Autoridades alertam para aumento de casos de dengue em Miracema e pedem apoio da população

Representantes da Secretaria Municipal de Saúde participaram, nesta terça-feira (3), do programa “Conversando com a Prefeita Alessandra”, na Rádio Princesinha do Norte, em Miracema. O programa é apresentado pelo radialista Messias Vieira.

Estiveram presentes o chefe do Controle de Vetores, Jonei Ramos; a médica ginecologista e obstetra e coordenadora dos PSFs, Dra. Vanusa Guterres; e o fiscal de Obras e Posturas, Alessandro Quintal. O tema central foi o avanço dos casos de dengue no município.

Situação é considerada preocupante

De acordo com Jonei Reis, o cenário atual exige atenção redobrada. “Estamos com 39 casos confirmados e dezenas de casos suspeitos circulando na cidade. O que mais preocupa são as internações. Já temos registros de complicações, inclusive casos com sinais hemorrágicos”, afirmou. Segundo ele, os casos estão concentrados principalmente na região central, embora o índice de infestação seja considerado mais baixo nessa área. Outros bairros apresentam situação mais crítica, como Jardim Beverly, Nossa Senhora de Fátima, Santa Tereza, Boa Vista, Cruzeiro, CEHAB e o distrito de Paraíso do Tobias.

Em uma ação realizada no bairro Nossa Senhora de Fátima, foi identificado índice de infestação de 17%, ou seja, 17 imóveis com focos do mosquito a cada 100 vistoriados — percentual considerado muito alto pelas autoridades de saúde.

Crescimento dos casos e risco de epidemia

O chefe do Controle de Vetores explicou que o município já iniciou ações de bloqueio com aplicação de inseticida por meio do carro de UBV pesada (fumacê), com raio de atuação de 300 metros ao redor de casos confirmados. No entanto, ele ressaltou que a medida é emergencial e não resolve o problema sozinha. “O inseticida elimina cerca de 50% a 60% dos mosquitos que estão no ar. Mas, se a população não eliminar os focos dentro de casa, não conseguimos quebrar o ciclo de vida do mosquito”, destacou.

Jonei ainda alertou para o risco de resistência do mosquito ao inseticida caso o uso seja prolongado, além dos impactos ambientais. “O fumacê é a última arma. Precisamos eliminar os depósitos de água parada. Dez minutos por semana são suficientes para vistoriar o quintal”, reforçou.
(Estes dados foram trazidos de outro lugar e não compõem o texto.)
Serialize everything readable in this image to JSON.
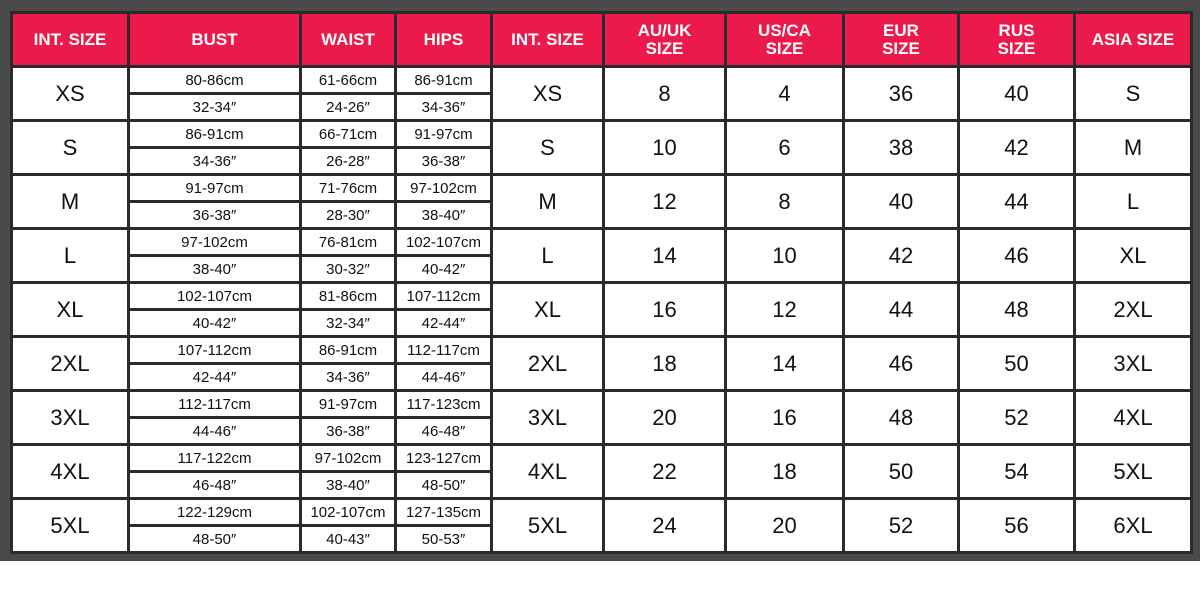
{
  "colors": {
    "header_bg": "#ec1a4b",
    "frame": "#4a4a4a",
    "border": "#2a2a2a"
  },
  "headers": [
    "INT. SIZE",
    "BUST",
    "WAIST",
    "HIPS",
    "INT. SIZE",
    "AU/UK SIZE",
    "US/CA SIZE",
    "EUR SIZE",
    "RUS SIZE",
    "ASIA SIZE"
  ],
  "rows": [
    {
      "size": "XS",
      "bust": [
        "80-86cm",
        "32-34″"
      ],
      "waist": [
        "61-66cm",
        "24-26″"
      ],
      "hips": [
        "86-91cm",
        "34-36″"
      ],
      "int": "XS",
      "au": "8",
      "us": "4",
      "eur": "36",
      "rus": "40",
      "asia": "S"
    },
    {
      "size": "S",
      "bust": [
        "86-91cm",
        "34-36″"
      ],
      "waist": [
        "66-71cm",
        "26-28″"
      ],
      "hips": [
        "91-97cm",
        "36-38″"
      ],
      "int": "S",
      "au": "10",
      "us": "6",
      "eur": "38",
      "rus": "42",
      "asia": "M"
    },
    {
      "size": "M",
      "bust": [
        "91-97cm",
        "36-38″"
      ],
      "waist": [
        "71-76cm",
        "28-30″"
      ],
      "hips": [
        "97-102cm",
        "38-40″"
      ],
      "int": "M",
      "au": "12",
      "us": "8",
      "eur": "40",
      "rus": "44",
      "asia": "L"
    },
    {
      "size": "L",
      "bust": [
        "97-102cm",
        "38-40″"
      ],
      "waist": [
        "76-81cm",
        "30-32″"
      ],
      "hips": [
        "102-107cm",
        "40-42″"
      ],
      "int": "L",
      "au": "14",
      "us": "10",
      "eur": "42",
      "rus": "46",
      "asia": "XL"
    },
    {
      "size": "XL",
      "bust": [
        "102-107cm",
        "40-42″"
      ],
      "waist": [
        "81-86cm",
        "32-34″"
      ],
      "hips": [
        "107-112cm",
        "42-44″"
      ],
      "int": "XL",
      "au": "16",
      "us": "12",
      "eur": "44",
      "rus": "48",
      "asia": "2XL"
    },
    {
      "size": "2XL",
      "bust": [
        "107-112cm",
        "42-44″"
      ],
      "waist": [
        "86-91cm",
        "34-36″"
      ],
      "hips": [
        "112-117cm",
        "44-46″"
      ],
      "int": "2XL",
      "au": "18",
      "us": "14",
      "eur": "46",
      "rus": "50",
      "asia": "3XL"
    },
    {
      "size": "3XL",
      "bust": [
        "112-117cm",
        "44-46″"
      ],
      "waist": [
        "91-97cm",
        "36-38″"
      ],
      "hips": [
        "117-123cm",
        "46-48″"
      ],
      "int": "3XL",
      "au": "20",
      "us": "16",
      "eur": "48",
      "rus": "52",
      "asia": "4XL"
    },
    {
      "size": "4XL",
      "bust": [
        "117-122cm",
        "46-48″"
      ],
      "waist": [
        "97-102cm",
        "38-40″"
      ],
      "hips": [
        "123-127cm",
        "48-50″"
      ],
      "int": "4XL",
      "au": "22",
      "us": "18",
      "eur": "50",
      "rus": "54",
      "asia": "5XL"
    },
    {
      "size": "5XL",
      "bust": [
        "122-129cm",
        "48-50″"
      ],
      "waist": [
        "102-107cm",
        "40-43″"
      ],
      "hips": [
        "127-135cm",
        "50-53″"
      ],
      "int": "5XL",
      "au": "24",
      "us": "20",
      "eur": "52",
      "rus": "56",
      "asia": "6XL"
    }
  ]
}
Entre os principais criadouros estão pneus, ralos sem tela, bandejas de ar-condicionado, bandejas de geladeira, pratos de plantas e recipientes descartados nos quintais.

Chefe do Controle de Vetores de Miracema, Jonei Ramos.

Sintomas e sinais de alerta

A Dra. Vanusa Guterres explicou que a dengue é transmitida pelo mosquito Aedes aegypti e que o período de incubação varia de quatro a dez dias após a picada. Os sintomas mais comuns da dengue clássica incluem: febre alta; dor nas articulações e musculatura; dor atrás dos olhos; vômitos e cansaço intenso. Já os sinais de alerta para agravamento da doença são: dor abdominal intensa e persistente; vômitos contínuos; sangramentos (gengiva ou nariz); pele fria e queda de pressão e fraqueza.

Segundo a médica, somente nas últimas 24 horas foram notificados 18 novos casos suspeitos em investigação. “Estamos com aumento significativo nos atendimentos no pronto-socorro e já houve internações e transferências. Se continuar nesse ritmo, há risco de evolução para epidemia. Hoje ainda é considerado surto”, explicou.

Fiscalização atua no apoio

O fiscal de Obras e Posturas, Alessandro Quintal, destacou que a equipe atua em apoio ao Controle de Vetores, principalmente em denúncias relacionadas a terrenos abandonados e acúmulo de lixo. Segundo ele, embora os terrenos com mato alto sejam um problema, muitas vezes os focos são encontrados dentro das próprias residências. “A orientação é sempre o primeiro passo. Precisamos da colaboração de todos. Às vezes encontramos mais focos nas casas do que nos terrenos baldios”, afirmou.

As autoridades reforçam que o combate à dengue depende diretamente da participação da população, com a eliminação de qualquer recipiente que possa acumular água parada. A recomendação é que cada morador reserve ao menos 10 minutos por semana para vistoriar seu imóvel e eliminar possíveis criadouros do mosquito.